RL as an Adaptive Optimal Control

Slide: Explore reinforcement learning (RL) by comparing the Markov Chain and the Markov Decision Process (MDP). Understand how RL functions as a direct adaptive optimal control method through the example of Q-Learning. Inspired by Sutton's paper "Reinforcement Learning is Direct Adaptive Optimal Control" and Pieter Abbeel's lecture "Foundations of Deep RL".

Recap

Problem Formulation

Consider the deterministic discrete-time optimal control problem:

\[ \begin{aligned} \min_{x_{1:N},u_{1:N-1}} & \sum_{n=1}^{N-1} l(x_n,u_n) + l_F(x_N) \\ \text{s.t. }\ & x_{n+1} = f(x_n,u_n) \\ & u_n \in\mathcal{U} \end{aligned} \]

The first-order necessary conditions for optimality can be derived using:

The Lagrangian framework (special case of KKT conditions)
Pontryagin's Minimum Principle (PMP)

Lagrangian Formulation

Form the Lagrangian:

\[ L = \sum_{n=1}^{N-1} l(x_n,u_n) + \lambda_{n+1}^\top (f(x_n,u_n) - x_{n+1}) + l_F(x_N) \]

Define the Hamiltonian:

\[ H(x_n,u_n,\lambda_{n+1}) = l(x_n,u_n) + \lambda_{n+1}^\top f(x_n,u_n) \]

Rewrite the Lagrangian using the Hamiltonian:

\[ L = H(x_1,u_1,\lambda_2) + \left[ \sum_{n=2}^{N-1} H(x_n,u_n,\lambda_{n+1}) - \lambda_n^\top x_n \right] + l_F(x_N) - \lambda_N^\top x_N \]

Optimality Conditions

Take derivatives with respect to $x$ and $\lambda$:

\[ \begin{aligned} \frac{\partial L}{\partial \lambda_n} &= \frac{\partial H}{\partial \lambda_n} - x_{n+1} = f(x_n,u_n) - x_{n+1} = 0 \\ \frac{\partial L}{\partial x_n} &= \frac{\partial H}{\partial x_n} - \lambda_n^\top = \frac{\partial l}{\partial x_n} + \lambda_{n+1}^\top \frac{\partial f}{\partial x_n} - \lambda_n^\top = 0 \\ \frac{\partial L}{\partial x_N} &= \frac{\partial l_F}{\partial x_N} - \lambda_N^\top = 0 \end{aligned} \]
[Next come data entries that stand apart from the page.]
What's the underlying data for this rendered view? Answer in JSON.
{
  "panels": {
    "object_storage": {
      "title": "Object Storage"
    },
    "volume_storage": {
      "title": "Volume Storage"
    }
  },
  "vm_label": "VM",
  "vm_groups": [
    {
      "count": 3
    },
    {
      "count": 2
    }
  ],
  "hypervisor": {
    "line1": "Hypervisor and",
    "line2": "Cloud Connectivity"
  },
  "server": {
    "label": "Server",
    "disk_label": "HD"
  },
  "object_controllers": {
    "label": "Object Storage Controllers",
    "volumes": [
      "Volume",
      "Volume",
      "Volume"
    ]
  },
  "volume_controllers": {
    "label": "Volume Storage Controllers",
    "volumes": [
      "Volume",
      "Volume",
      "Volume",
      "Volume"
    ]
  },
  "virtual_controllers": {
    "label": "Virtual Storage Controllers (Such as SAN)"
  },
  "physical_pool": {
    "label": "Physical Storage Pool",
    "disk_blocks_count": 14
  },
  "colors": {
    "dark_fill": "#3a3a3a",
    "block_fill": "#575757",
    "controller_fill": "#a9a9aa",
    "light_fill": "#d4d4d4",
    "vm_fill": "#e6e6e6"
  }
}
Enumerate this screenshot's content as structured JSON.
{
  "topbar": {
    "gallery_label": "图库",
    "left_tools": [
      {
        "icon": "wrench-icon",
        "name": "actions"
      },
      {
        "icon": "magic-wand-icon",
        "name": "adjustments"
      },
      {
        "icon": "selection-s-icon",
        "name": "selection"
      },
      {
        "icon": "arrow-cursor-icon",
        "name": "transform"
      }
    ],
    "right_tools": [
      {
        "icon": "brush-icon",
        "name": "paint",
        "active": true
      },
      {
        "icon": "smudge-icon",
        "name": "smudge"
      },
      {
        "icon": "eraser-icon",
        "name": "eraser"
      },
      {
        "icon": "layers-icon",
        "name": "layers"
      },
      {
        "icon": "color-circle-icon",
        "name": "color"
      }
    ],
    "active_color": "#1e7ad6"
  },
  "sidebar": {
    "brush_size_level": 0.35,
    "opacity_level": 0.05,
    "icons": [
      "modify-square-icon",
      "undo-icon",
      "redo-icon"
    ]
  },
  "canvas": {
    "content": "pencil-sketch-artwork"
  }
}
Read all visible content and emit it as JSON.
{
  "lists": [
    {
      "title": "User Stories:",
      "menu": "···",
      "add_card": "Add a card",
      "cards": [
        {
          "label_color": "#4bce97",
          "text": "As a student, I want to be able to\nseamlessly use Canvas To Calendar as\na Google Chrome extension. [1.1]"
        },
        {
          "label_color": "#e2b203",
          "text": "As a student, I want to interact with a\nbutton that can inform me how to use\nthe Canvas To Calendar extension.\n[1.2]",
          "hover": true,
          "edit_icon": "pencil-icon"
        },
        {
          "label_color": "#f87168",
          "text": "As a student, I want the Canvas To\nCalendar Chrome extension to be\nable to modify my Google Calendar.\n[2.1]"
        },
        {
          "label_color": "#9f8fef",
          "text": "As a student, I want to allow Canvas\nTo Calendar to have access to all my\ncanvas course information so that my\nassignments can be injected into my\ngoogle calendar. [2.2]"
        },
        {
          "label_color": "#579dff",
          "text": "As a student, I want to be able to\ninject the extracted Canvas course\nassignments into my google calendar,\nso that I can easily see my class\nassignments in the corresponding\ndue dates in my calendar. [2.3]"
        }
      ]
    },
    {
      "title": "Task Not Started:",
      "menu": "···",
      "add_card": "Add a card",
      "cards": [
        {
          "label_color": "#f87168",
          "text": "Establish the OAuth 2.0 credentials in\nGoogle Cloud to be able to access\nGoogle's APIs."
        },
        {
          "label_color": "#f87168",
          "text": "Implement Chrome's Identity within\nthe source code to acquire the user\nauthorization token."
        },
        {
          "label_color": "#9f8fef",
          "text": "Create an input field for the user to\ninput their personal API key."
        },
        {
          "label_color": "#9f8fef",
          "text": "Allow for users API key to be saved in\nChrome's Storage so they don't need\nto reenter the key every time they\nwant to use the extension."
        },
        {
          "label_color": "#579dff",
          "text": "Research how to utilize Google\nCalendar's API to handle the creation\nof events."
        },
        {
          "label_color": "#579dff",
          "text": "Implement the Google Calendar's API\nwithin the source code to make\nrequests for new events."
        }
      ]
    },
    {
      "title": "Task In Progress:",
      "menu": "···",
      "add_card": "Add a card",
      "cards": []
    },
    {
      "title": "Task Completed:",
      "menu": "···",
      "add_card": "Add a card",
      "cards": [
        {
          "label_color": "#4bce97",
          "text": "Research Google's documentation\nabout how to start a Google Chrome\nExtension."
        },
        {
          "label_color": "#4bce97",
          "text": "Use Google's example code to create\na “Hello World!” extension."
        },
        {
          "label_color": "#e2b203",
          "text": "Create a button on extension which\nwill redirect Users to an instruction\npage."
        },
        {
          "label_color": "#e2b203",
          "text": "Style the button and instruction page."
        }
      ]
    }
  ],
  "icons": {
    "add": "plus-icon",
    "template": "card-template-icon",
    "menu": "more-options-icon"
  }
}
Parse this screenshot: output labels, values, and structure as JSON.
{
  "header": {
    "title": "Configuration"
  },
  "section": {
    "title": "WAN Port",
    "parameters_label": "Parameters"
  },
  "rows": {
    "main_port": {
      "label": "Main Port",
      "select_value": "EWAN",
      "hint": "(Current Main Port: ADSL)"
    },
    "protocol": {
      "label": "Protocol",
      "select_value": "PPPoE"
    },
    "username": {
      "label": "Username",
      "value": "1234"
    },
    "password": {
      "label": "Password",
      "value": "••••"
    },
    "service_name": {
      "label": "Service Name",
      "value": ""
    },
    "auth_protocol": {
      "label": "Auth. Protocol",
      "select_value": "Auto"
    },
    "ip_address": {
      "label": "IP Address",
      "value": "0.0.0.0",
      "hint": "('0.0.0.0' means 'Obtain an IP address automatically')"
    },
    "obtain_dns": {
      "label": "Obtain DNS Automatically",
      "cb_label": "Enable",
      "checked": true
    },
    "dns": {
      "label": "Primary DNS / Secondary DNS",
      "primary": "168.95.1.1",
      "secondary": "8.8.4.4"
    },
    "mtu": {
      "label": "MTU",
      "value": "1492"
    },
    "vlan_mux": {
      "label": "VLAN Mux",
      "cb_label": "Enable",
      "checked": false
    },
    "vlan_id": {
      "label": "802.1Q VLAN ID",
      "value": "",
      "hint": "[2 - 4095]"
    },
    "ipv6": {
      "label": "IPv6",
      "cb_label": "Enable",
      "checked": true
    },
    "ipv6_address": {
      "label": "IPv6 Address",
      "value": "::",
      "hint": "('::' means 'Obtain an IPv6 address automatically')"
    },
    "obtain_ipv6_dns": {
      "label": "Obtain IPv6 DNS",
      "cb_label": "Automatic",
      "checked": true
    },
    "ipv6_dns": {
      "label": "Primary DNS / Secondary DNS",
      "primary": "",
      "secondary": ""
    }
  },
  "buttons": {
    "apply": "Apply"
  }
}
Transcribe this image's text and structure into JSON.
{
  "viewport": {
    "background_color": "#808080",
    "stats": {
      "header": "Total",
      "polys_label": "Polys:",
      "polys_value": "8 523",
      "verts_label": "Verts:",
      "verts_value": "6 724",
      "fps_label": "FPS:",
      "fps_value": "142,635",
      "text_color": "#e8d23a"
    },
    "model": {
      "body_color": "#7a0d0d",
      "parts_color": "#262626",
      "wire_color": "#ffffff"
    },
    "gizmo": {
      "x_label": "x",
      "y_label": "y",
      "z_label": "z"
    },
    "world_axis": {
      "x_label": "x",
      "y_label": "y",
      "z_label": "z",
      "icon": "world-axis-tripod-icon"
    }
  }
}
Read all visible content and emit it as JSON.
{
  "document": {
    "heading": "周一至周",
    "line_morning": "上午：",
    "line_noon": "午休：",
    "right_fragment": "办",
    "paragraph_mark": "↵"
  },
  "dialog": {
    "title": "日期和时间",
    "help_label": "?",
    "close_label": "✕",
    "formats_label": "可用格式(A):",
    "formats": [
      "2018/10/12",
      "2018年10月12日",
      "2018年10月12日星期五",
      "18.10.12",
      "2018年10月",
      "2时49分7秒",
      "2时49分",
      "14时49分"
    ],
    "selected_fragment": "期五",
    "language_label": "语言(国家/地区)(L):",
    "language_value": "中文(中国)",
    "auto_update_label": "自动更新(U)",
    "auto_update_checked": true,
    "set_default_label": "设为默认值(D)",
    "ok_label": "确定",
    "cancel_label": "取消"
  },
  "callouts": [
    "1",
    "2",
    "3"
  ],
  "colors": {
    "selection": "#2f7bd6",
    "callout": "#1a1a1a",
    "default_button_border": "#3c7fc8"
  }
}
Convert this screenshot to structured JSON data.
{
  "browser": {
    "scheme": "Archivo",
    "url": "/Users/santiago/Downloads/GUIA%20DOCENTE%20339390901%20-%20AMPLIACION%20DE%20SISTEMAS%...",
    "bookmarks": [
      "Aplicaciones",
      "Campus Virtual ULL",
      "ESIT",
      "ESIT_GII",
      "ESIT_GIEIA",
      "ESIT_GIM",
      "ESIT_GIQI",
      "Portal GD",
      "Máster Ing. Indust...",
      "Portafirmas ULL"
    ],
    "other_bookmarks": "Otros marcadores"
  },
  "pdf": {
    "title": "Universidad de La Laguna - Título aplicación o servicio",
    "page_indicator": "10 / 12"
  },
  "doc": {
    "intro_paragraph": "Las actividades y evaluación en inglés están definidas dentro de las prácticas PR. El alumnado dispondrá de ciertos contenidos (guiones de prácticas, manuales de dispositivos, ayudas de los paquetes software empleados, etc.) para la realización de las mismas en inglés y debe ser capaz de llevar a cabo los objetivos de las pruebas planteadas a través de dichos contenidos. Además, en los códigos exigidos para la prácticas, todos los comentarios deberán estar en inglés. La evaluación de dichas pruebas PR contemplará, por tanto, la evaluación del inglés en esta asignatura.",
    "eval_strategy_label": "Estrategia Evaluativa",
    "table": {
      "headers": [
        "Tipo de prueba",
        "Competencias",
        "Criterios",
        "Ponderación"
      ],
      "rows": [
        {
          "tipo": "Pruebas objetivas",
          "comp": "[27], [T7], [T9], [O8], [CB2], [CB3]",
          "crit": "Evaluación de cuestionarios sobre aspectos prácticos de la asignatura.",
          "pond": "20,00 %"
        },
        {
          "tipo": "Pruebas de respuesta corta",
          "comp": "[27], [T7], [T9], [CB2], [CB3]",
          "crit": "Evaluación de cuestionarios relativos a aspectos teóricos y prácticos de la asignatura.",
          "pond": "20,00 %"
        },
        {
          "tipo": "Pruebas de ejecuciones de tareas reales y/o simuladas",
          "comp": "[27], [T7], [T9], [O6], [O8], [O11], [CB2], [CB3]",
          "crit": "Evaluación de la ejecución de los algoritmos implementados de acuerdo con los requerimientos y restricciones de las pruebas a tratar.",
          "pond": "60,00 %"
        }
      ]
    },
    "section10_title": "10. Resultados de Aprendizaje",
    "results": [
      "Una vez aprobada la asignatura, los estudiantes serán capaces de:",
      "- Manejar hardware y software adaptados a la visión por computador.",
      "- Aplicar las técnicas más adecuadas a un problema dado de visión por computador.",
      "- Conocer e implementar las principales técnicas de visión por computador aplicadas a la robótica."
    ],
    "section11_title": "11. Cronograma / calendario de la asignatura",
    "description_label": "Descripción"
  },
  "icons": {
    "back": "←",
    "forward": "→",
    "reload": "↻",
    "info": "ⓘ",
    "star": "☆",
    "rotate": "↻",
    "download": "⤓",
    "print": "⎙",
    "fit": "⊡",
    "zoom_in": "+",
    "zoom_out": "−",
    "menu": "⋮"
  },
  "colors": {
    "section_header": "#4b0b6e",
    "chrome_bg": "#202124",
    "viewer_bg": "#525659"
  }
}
For $u$, we write the minimization explicitly to handle constraints:

\[ \begin{aligned} u_n = & \arg\min_u H(x_n,u,\lambda_{n+1}) \\ & \text{s.t. } u \in \mathcal{U} \end{aligned} \]

Summary of Necessary Conditions

The first-order necessary conditions can be summarized as:

\[ \begin{aligned} x_{n+1} &= \nabla_\lambda H(x_n,u_n,\lambda_{n+1}) \\ \lambda_n &= \nabla_x H(x_n,u_n,\lambda_{n+1}) \\ u_n &= \arg\min_u H(x_n,u,\lambda_{n+1}),\quad \text{s.t. } u \in \mathcal{U} \\ \lambda_N &= \frac{\partial l_F}{\partial x_N} \end{aligned} \]

In continuous time, these become:

\[ \begin{aligned} \dot{x} &= \nabla_\lambda H(x,u,\lambda) \\ -\dot{\lambda} &= \nabla_x H(x,u,\lambda) \\ u &= \arg\min_{\tilde{u}} H(x,\tilde{u},\lambda),\quad \text{s.t. } \tilde{u} \in \mathcal{U} \\ \lambda(t_F) &= \frac{\partial l_F}{\partial x} \end{aligned} \]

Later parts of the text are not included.